Our study results should be considered within its limitations. First, this is a cross-sectional and retrospective study. Therefore, the association between MetS and primary mood disorders as well as psychiatric comorbidities represents a statistically significant association and not a causal relationship. Second, the diagnosis of MetS and inclusion of metabolic comorbidities was only based on diagnostic codes of four cardiometabolic comorbidities, which may have led to underreporting of the MetS. In this sense, results are likely most applicable to adolescents with MDD or BP-d with advanced or more severe forms of MetS.

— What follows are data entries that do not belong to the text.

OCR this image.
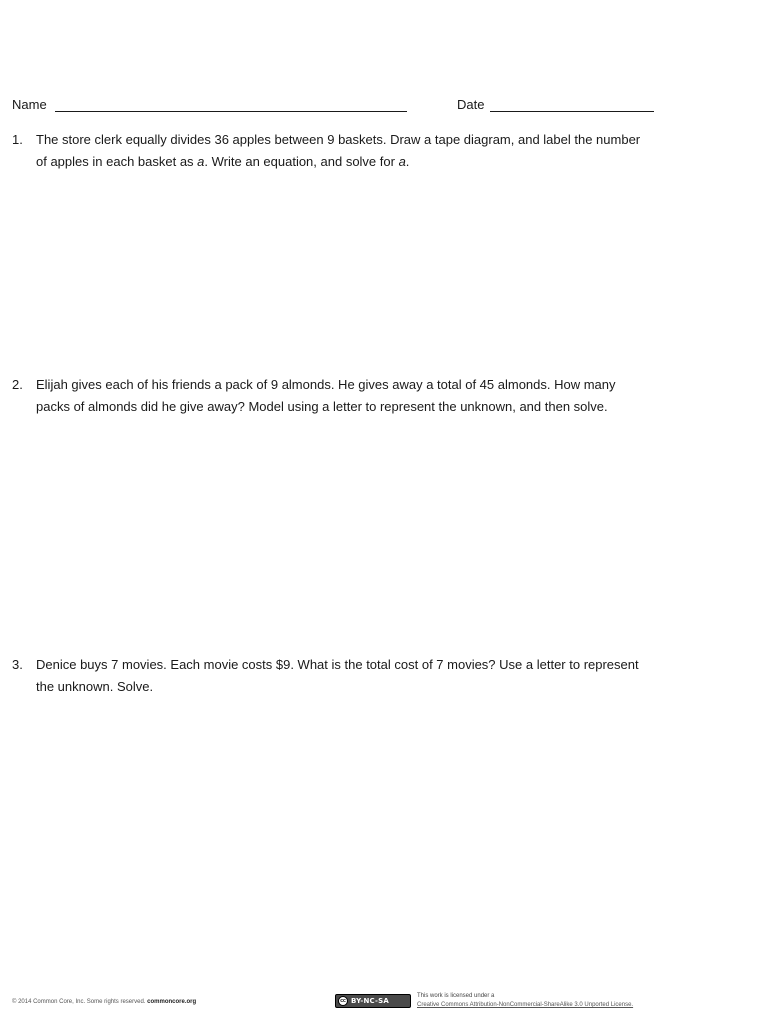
Name	Date
1. The store clerk equally divides 36 apples between 9 baskets. Draw a tape diagram, and label the number
of apples in each basket as a. Write an equation, and solve for a.
2. Elijah gives each of his friends a pack of 9 almonds. He gives away a total of 45 almonds. How many
packs of almonds did he give away? Model using a letter to represent the unknown, and then solve.
3. Denice buys 7 movies. Each movie costs $9. What is the total cost of 7 movies? Use a letter to represent
the unknown. Solve.
© 2014 Common Core, Inc. Some rights reserved. commoncore.org	cc BY-NC-SA
This work is licensed under a
Creative Commons Attribution-NonCommercial-ShareAlike 3.0 Unported License.
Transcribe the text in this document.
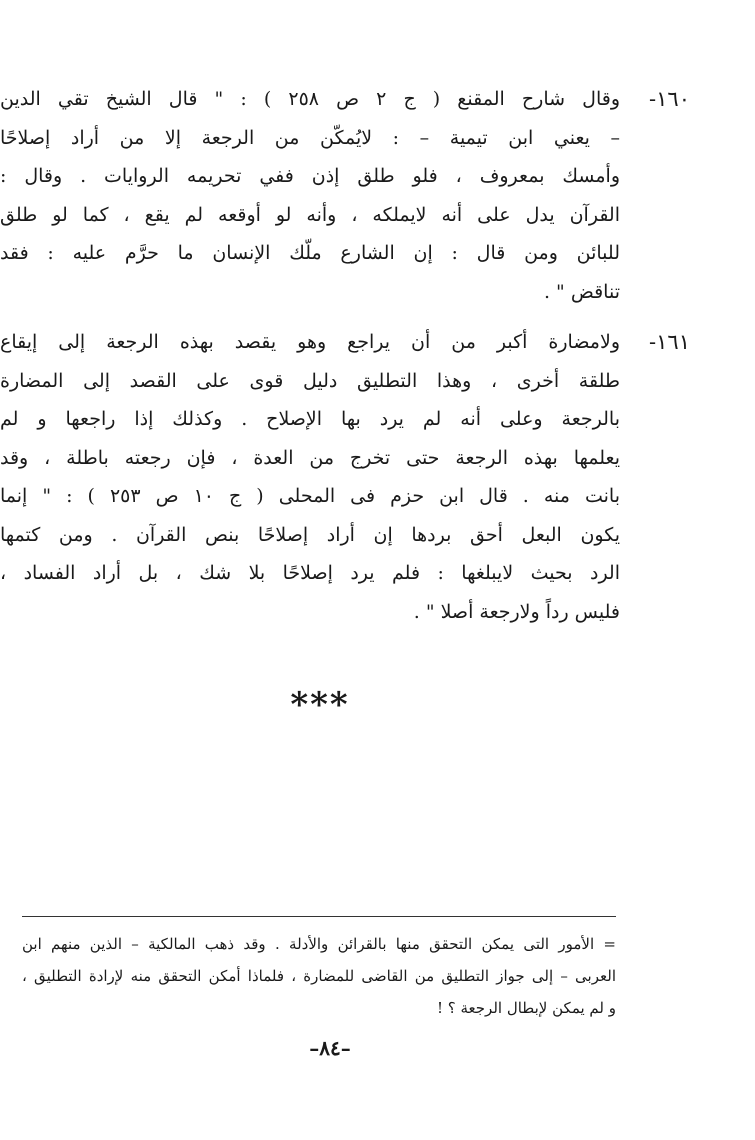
١٦٠-
وقال شارح المقنع ( ج ٢ ص ٢٥٨ ) : " قال الشيخ تقي الدين
– يعني ابن تيمية – : لايُمكّن من الرجعة إلا من أراد إصلاحًا
وأمسك بمعروف ، فلو طلق إذن ففي تحريمه الروايات . وقال :
القرآن يدل على أنه لايملكه ، وأنه لو أوقعه لم يقع ، كما لو طلق
للبائن ومن قال : إن الشارع ملّك الإنسان ما حرَّم عليه : فقد
تناقض " .
١٦١-
ولامضارة أكبر من أن يراجع وهو يقصد بهذه الرجعة إلى إيقاع
طلقة أخرى ، وهذا التطليق دليل قوى على القصد إلى المضارة
بالرجعة وعلى أنه لم يرد بها الإصلاح . وكذلك إذا راجعها و لم
يعلمها بهذه الرجعة حتى تخرج من العدة ، فإن رجعته باطلة ، وقد
بانت منه . قال ابن حزم فى المحلى ( ج ١٠ ص ٢٥٣ ) : " إنما
يكون البعل أحق بردها إن أراد إصلاحًا بنص القرآن . ومن كتمها
الرد بحيث لايبلغها : فلم يرد إصلاحًا بلا شك ، بل أراد الفساد ،
فليس رداً ولارجعة أصلا " .
***
= الأمور التى يمكن التحقق منها بالقرائن والأدلة . وقد ذهب المالكية – الذين منهم ابن
العربى – إلى جواز التطليق من القاضى للمضارة ، فلماذا أمكن التحقق منه لإرادة التطليق ،
و لم يمكن لإبطال الرجعة ؟ !
–٨٤–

Third, since the NIS definition of chronic conditions includes both somatic and mental disorders that last ≥12 months and either is associated with relevant functional impairment and/or need for therapeutic intervention, chronic conditions could not be entered into the multivariable regression analyses, as they overlapped substantially with MetS components as well as the MDD, BP-d, and psychiatric comorbidities. Finally, due to the administrative nature of the NIS data, we were restricted in our inclusion of demographic and clinical variables as potential correlates of MetS, including lacking variables like lifestyle, diet, smoking and substance use frequency, genetic susceptibility, adverse childhood experiences, illness duration and severity, and psychotropic medication use.
Nevertheless, despite these limitations, this is one of few studies of MetS risk factors in adolescents with mood disorders, comparing patients with MDD with those diagnosed with BP-d, employing a case–control design nested in a large representative U.S. data set, providing useful information on diagnostic associations with MetS.
Conclusion
Among the adolescents with mood disorders, a primary diagnosis of BP-d and comorbid DBD increases the odds of MetS, while comorbid SUD lower the odds of MetS. Among the various parameters of MetS, the rates of obesity were significantly higher among adolescents with BP-d, whereas hypercholesterolemia was higher among those with MDD.
Clinical Significance
Our study results indicate the need for proactive screening of various cardiometabolic parameters starting early in the illness to prevent the development and serious adverse physical effects of MetS.
Footnotes
Acknowledgment
We would like to thank Dr. Jenil Patel MBBS, MPH, PhD (Assistant Professor, Center for Pediatric Population Health at University of Texas Health Dallas), for reviewing the statistical analysis and dataset, and recommending his input on the results and limitations of this study.
Disclosures
R.S.P. and P.M. report no conflicts of interest. C.U.C. has been a consultant and/or advisor to or has received honoraria from AbbVie, Acadia, Alkermes, Allergan, Angelini, Aristo, Axsome, Cardio Diagnostics, CNX Therapeutics, Compass, Damitsa, Gedeon Richter, Hikma, Holmusk, IntraCellular Therapies, Janssen/J&J, Karuna, LB Pharma, Lundbeck, MedAvante-ProPhase, MedInCell, Medscape, Merck, Mindpax, Mitsubishi Tanabe Pharma, Mylan, Neurocrine, Noven, Otsuka, Pfizer, Pharmabrain, Recordati, Relmada, Reviva, Rovi, Seqirus, Servier, SK Life Science, Sumitomo Dainippon, Sunovion, Supernus, Takeda, Teva, and Viatris. He provided expert testimony for Janssen and Otsuka. He served on a Data Safety Monitoring Board for Lundbeck, Relmada, Reviva, Rovi, and Teva. He has received grant support from Janssen and Takeda. He received royalties from UpToDate and is also a stock option holder of Cardio Diagnostics, Mindpax, and LB Pharma.